Henry Taylor, Commentary on “Encounter with a Soccer Ball” and “Valentine’s Daffodils”

Taylor says that his two poems, “Encounter with a Soccer Ball” and “Valentine’s Daffodils” represent “two slightly different ways of arriving at a poem. ‘Encounter,’ like many short poems, is a single response to a complex meeting between a certain state of mind and a certain set of circumstances.  The quadrangle is that of Bowdoin College; I spend as much time as I can in Brunswick, Maine, where my wife lives all year.

“‘Valentine’s Daffodils’ is part of a larger project called Crooked Run. Early in 1999, I began writing in what felt like a new way about the wealth of anecdote and scene amidst which I grew up, in rural northern Virginia. I have drawn on that material since I started writing poems, but now I’m working on a book whose geographical boundaries are the watershed of Crooked Run, a small stream in west-central Loudoun County that drains an area of maybe fifty square miles. Most of the poems so far are longer than a page or two, and play with the tensions between unity and digression. Other poems from the group are in the fall issues of Antioch Review, Georgia Review, and Missouri Review.”

Biographical Note

Henry Taylor is Professor of Literature and Co-Director of the MFA Program in Creative Writing at American University. His books of poems include The Flying Change, winner of the 1986 Pulitzer Prize, and Understanding Fiction: Poems 1986-1996. In the spring of 2000, Louisiana State University Press will publish his Brief Candles: 101 Clerihews.

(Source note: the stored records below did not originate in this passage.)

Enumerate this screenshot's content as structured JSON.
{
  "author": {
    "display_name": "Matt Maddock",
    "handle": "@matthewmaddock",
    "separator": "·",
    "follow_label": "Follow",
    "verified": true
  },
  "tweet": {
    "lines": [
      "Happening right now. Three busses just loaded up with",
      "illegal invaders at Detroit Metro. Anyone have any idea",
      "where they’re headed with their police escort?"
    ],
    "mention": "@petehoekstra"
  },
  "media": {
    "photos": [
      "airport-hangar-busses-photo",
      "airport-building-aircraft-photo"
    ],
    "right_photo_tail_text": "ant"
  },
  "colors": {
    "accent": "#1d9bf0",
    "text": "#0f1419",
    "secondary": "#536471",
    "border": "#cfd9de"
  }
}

His essays and translations are also widely published.

Patricia Waters, Commentary on “On a Frosty Morn”

Waters says that “On a Frosty Morn” originated in the dreams that followed her father’s death: “My mother had died some years before; because I had my father and my young growing family, things—the structure of my life—seemed intact. But with my father’s death, it was as if a process of dissolution began, my life unmoored. The man I married was a stranger; our twenty years together, like sugar dissolving. And then the dreams came—dreams of place and presence. They were a great solace. Not only that, they created a continuum, a kind of thread between the past, that childhood gone, and the unfolding present.”

Biographical Note

Patricia Waters has published poetry in Southern Humanities Review, Chattahoochee Review, Louisville Review, and many other journals. Twice nominated for a Pushcart Prize, she has attended various writers’ conferences, including Mt. Holyoke and Squaw Valley, but she has consistently returned to the Sewanee Writers’ Conference where Donald Justice has been her teacher for several years.

 

Interview

Bobbie Ann Mason

Biographical Note

Bobbie Ann Mason lives in Kentucky and is the author of several books, including In Country, Midnight Magic, Clear Springs: A Memoir, and Spence + Lila. Her first collection of short stories, “Shiloh” and Other Stories, won the Ernest Hemingway Award in 1983.

 

Photography

Cade White, “The Minors: Battling for the Future”

Biographical Note

Cade White directs the photojournalism sequence at Abilene Christian University where he is an instructor in the Department of Journalism and Mass Communication. He has worked as a photographer for the Temple Telegram, the Abilene Reporter-News, and most recently, the San Angelo Standard-Times.